I just talked with my grandma about a class reunion the other day and how I wouldn’t go because the only good thing about high school was my form master. I had several conversations planned out in my head for when he would ask if I’d go to the reunion, just trying to find a way to not disappoint him and in every scenario I imagined he would understand if I told him why I couldn’t do it.
The first thing in high school we had was this week-long camp where we were supposed to gel with our classmates and build a base to go on when we would start school. Immediately on the first night I became sick and he had to rush me to the emergency and he gave me a red bucket to throw up in and we joked cause my PJ’s were red too, and we were listening to Johnny Cash in the car.
When I had my spine surgeries in 2008 and I went back to school in 2009 he was so helpful and said he would help me with anything I needed and my getting better was the most important thing. I’m actually convinced he told my other teachers to go easy on me because they never called on me to give a presentation, they let me be during class participations, it was almost ridiculous.
When my classmates bullied my then-best friend into changing schools and she and I went to him to tell him my friend would leave school he turned to me and said “are you leaving too?” cause he knew she was my only friend and I said I didn’t know and he said he would fail as a teacher if he let me leave too, so I never left. I wanted to change classes too, you know we had class A and class B and there were some guys in class B I got along with okay but changing classes would’ve meant BB would no longer be my form master.
If I ever partook in any community event it was because of him, because he was awesome and I didn’t want to let him down. When he was asked (because he was an English language teacher) which student of his spoke the best English he said it was me because I just used it in a really natural way without even thinking about it and that was my proudest moment, that was in year 13.
He was obsessed with zombies (and scarves) and we joked a lot about how he was going bald so young.
Idk if you guys have that in other countries but in Hungary we don’t have year books we have this huge board (we call it tableau but when I google it it doesn’t show what I mean) with photos of the students in that class and every teacher who taught us, and well ours was zombie-themed obviously and it was all his idea. The background was a post-apocalyptic version of our town.
We had our regular photos taken but they were kind of elevated from the board and behind them was a mirror and on the other side of our regular photos we had zombie-versions of ourselves so if you looked in the right angle you could see a class full of zombies. (I actually have a photo too, hang on.)

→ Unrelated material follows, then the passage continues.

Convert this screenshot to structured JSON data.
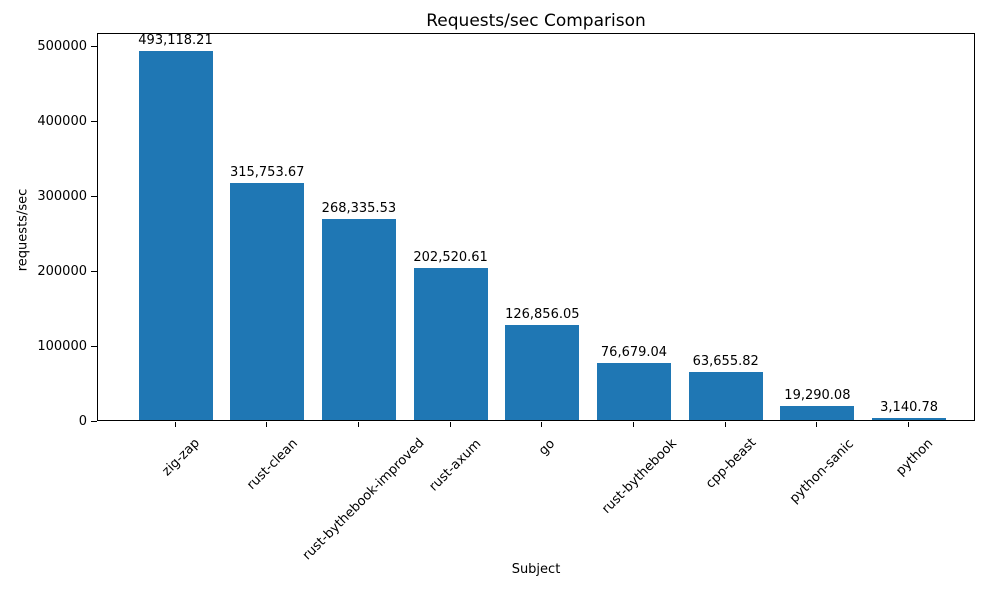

Our prom dance was a traditional waltz and then a mash up of cool pop songs at the time, including but not limited to Party Rock Anthem and Waka Waka, in addition to Thriller (obviously, cause zombies) and he even had a part with one of the girls where they reenacted a scene from Dirty Dancing (the part where Patrick Swayze lifts Jennifer Grey above his head), and on our last class trip (to which I only went because of him) he got a bit wasted and people were scattered but I was ready for bed (because I’m cool) and he was in the dining area on his own drinking and singing Fuck Her Gently by Tenacious D x)
That was the class trip where I actually had my Only Sip of Alcohol when we took a trip to this miner statue in the middle of the night and we all passed this bottle of champagne around (the brand was BB because his nickname was BB (because of his initials)) and I had a sip for his honour. I even stood up next to the statue and held a very brief speech about how if I could do those five years again I would, and change so many things about it but right then and there I was having a really good time. I wanted him to know that I was having a good time but I didn’t want to lie about having regrets.

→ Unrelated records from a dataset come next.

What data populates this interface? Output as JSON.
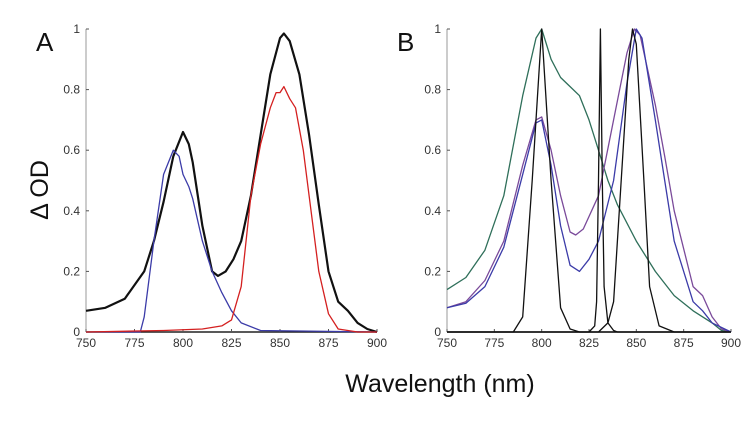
{
  "chart_data": {
    "xlabel": "Wavelength (nm)",
    "ylabel": "Δ OD",
    "panels": [
      {
        "label": "A",
        "type": "line",
        "xlim": [
          750,
          900
        ],
        "ylim": [
          0,
          1
        ],
        "xticks": [
          "750",
          "775",
          "800",
          "825",
          "850",
          "875",
          "900"
        ],
        "yticks": [
          "0",
          "0.2",
          "0.4",
          "0.6",
          "0.8",
          "1"
        ],
        "grid": false,
        "series": [
          {
            "color": "#111111",
            "points": [
              [
                750,
                0.07
              ],
              [
                760,
                0.08
              ],
              [
                770,
                0.11
              ],
              [
                780,
                0.2
              ],
              [
                785,
                0.3
              ],
              [
                790,
                0.43
              ],
              [
                795,
                0.58
              ],
              [
                800,
                0.66
              ],
              [
                803,
                0.62
              ],
              [
                805,
                0.56
              ],
              [
                810,
                0.35
              ],
              [
                815,
                0.2
              ],
              [
                818,
                0.185
              ],
              [
                822,
                0.2
              ],
              [
                826,
                0.24
              ],
              [
                830,
                0.3
              ],
              [
                835,
                0.45
              ],
              [
                840,
                0.65
              ],
              [
                845,
                0.85
              ],
              [
                850,
                0.97
              ],
              [
                852,
                0.985
              ],
              [
                855,
                0.96
              ],
              [
                860,
                0.85
              ],
              [
                865,
                0.65
              ],
              [
                870,
                0.42
              ],
              [
                875,
                0.2
              ],
              [
                880,
                0.1
              ],
              [
                885,
                0.07
              ],
              [
                890,
                0.03
              ],
              [
                895,
                0.01
              ],
              [
                900,
                0
              ]
            ]
          },
          {
            "color": "#3b3ba8",
            "points": [
              [
                750,
                0
              ],
              [
                778,
                0
              ],
              [
                780,
                0.05
              ],
              [
                785,
                0.3
              ],
              [
                790,
                0.52
              ],
              [
                795,
                0.6
              ],
              [
                798,
                0.58
              ],
              [
                800,
                0.52
              ],
              [
                803,
                0.48
              ],
              [
                805,
                0.44
              ],
              [
                810,
                0.3
              ],
              [
                815,
                0.2
              ],
              [
                820,
                0.13
              ],
              [
                825,
                0.07
              ],
              [
                830,
                0.03
              ],
              [
                840,
                0.005
              ],
              [
                900,
                0
              ]
            ]
          },
          {
            "color": "#d42020",
            "points": [
              [
                750,
                0
              ],
              [
                790,
                0.005
              ],
              [
                810,
                0.01
              ],
              [
                820,
                0.02
              ],
              [
                825,
                0.04
              ],
              [
                830,
                0.15
              ],
              [
                835,
                0.45
              ],
              [
                840,
                0.62
              ],
              [
                845,
                0.74
              ],
              [
                848,
                0.79
              ],
              [
                850,
                0.79
              ],
              [
                852,
                0.81
              ],
              [
                855,
                0.77
              ],
              [
                858,
                0.74
              ],
              [
                862,
                0.6
              ],
              [
                865,
                0.45
              ],
              [
                870,
                0.2
              ],
              [
                875,
                0.06
              ],
              [
                880,
                0.01
              ],
              [
                890,
                0
              ],
              [
                900,
                0
              ]
            ]
          }
        ]
      },
      {
        "label": "B",
        "type": "line",
        "xlim": [
          750,
          900
        ],
        "ylim": [
          0,
          1
        ],
        "xticks": [
          "750",
          "775",
          "800",
          "825",
          "850",
          "875",
          "900"
        ],
        "yticks": [
          "0",
          "0.2",
          "0.4",
          "0.6",
          "0.8",
          "1"
        ],
        "grid": false,
        "series": [
          {
            "color": "#2f6f5a",
            "points": [
              [
                750,
                0.14
              ],
              [
                760,
                0.18
              ],
              [
                770,
                0.27
              ],
              [
                780,
                0.45
              ],
              [
                790,
                0.78
              ],
              [
                797,
                0.97
              ],
              [
                800,
                1.0
              ],
              [
                805,
                0.9
              ],
              [
                810,
                0.84
              ],
              [
                815,
                0.81
              ],
              [
                820,
                0.78
              ],
              [
                825,
                0.7
              ],
              [
                830,
                0.6
              ],
              [
                835,
                0.5
              ],
              [
                840,
                0.42
              ],
              [
                850,
                0.3
              ],
              [
                860,
                0.2
              ],
              [
                870,
                0.12
              ],
              [
                880,
                0.07
              ],
              [
                890,
                0.03
              ],
              [
                895,
                0.005
              ],
              [
                900,
                0
              ]
            ]
          },
          {
            "color": "#7a4a9a",
            "points": [
              [
                750,
                0.08
              ],
              [
                760,
                0.1
              ],
              [
                770,
                0.17
              ],
              [
                780,
                0.3
              ],
              [
                790,
                0.55
              ],
              [
                797,
                0.7
              ],
              [
                800,
                0.71
              ],
              [
                805,
                0.6
              ],
              [
                810,
                0.45
              ],
              [
                815,
                0.33
              ],
              [
                818,
                0.32
              ],
              [
                822,
                0.34
              ],
              [
                830,
                0.45
              ],
              [
                838,
                0.7
              ],
              [
                845,
                0.92
              ],
              [
                849,
                1.0
              ],
              [
                852,
                0.98
              ],
              [
                860,
                0.75
              ],
              [
                865,
                0.58
              ],
              [
                870,
                0.4
              ],
              [
                880,
                0.15
              ],
              [
                885,
                0.12
              ],
              [
                890,
                0.05
              ],
              [
                895,
                0.01
              ],
              [
                900,
                0
              ]
            ]
          },
          {
            "color": "#3b3ba8",
            "points": [
              [
                750,
                0.08
              ],
              [
                760,
                0.095
              ],
              [
                770,
                0.15
              ],
              [
                780,
                0.28
              ],
              [
                790,
                0.52
              ],
              [
                797,
                0.69
              ],
              [
                800,
                0.7
              ],
              [
                805,
                0.55
              ],
              [
                810,
                0.35
              ],
              [
                815,
                0.22
              ],
              [
                820,
                0.2
              ],
              [
                825,
                0.24
              ],
              [
                830,
                0.3
              ],
              [
                838,
                0.5
              ],
              [
                845,
                0.82
              ],
              [
                850,
                1.0
              ],
              [
                853,
                0.97
              ],
              [
                860,
                0.7
              ],
              [
                865,
                0.5
              ],
              [
                870,
                0.3
              ],
              [
                880,
                0.1
              ],
              [
                885,
                0.07
              ],
              [
                890,
                0.03
              ],
              [
                900,
                0
              ]
            ]
          },
          {
            "color": "#111111",
            "points": [
              [
                750,
                0
              ],
              [
                785,
                0
              ],
              [
                790,
                0.05
              ],
              [
                795,
                0.5
              ],
              [
                800,
                1.0
              ],
              [
                805,
                0.5
              ],
              [
                810,
                0.08
              ],
              [
                815,
                0.01
              ],
              [
                820,
                0
              ],
              [
                900,
                0
              ]
            ]
          },
          {
            "color": "#111111",
            "points": [
              [
                750,
                0
              ],
              [
                825,
                0
              ],
              [
                828,
                0.02
              ],
              [
                829,
                0.1
              ],
              [
                830,
                0.5
              ],
              [
                831,
                1.0
              ],
              [
                832,
                0.5
              ],
              [
                833,
                0.15
              ],
              [
                835,
                0.03
              ],
              [
                838,
                0.005
              ],
              [
                840,
                0
              ],
              [
                900,
                0
              ]
            ]
          },
          {
            "color": "#111111",
            "points": [
              [
                750,
                0
              ],
              [
                830,
                0
              ],
              [
                835,
                0.03
              ],
              [
                838,
                0.1
              ],
              [
                842,
                0.5
              ],
              [
                846,
                0.9
              ],
              [
                848,
                1.0
              ],
              [
                850,
                0.95
              ],
              [
                854,
                0.5
              ],
              [
                857,
                0.15
              ],
              [
                862,
                0.02
              ],
              [
                870,
                0
              ],
              [
                900,
                0
              ]
            ]
          }
        ]
      }
    ]
  }
}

He was relentless about making me believe I had talent for film-making, or at least having cool ideas for short films. I think he entered my Media A-levels project in a competition, I still don’t know if it won anything because I was too embarrassed about it.
At our banquet we all officially agreed to start using the informal you with him, though most of my classmates already did but I just couldn’t get myself to do it cause he was a teacher and I was a lame embarrassing kid. He even called me out on it when I used the formal you for him later. I think I actually have an unanswered message from him I’ve been too embarrassed to open. I never stopped feeling bad for still letting him down somehow, though I imagine he had bigger worries in his life later.
He got engaged to his girlfriend last year. He had his birthday a few days ago.
He had a soft voice and a gentle smile and he was too young.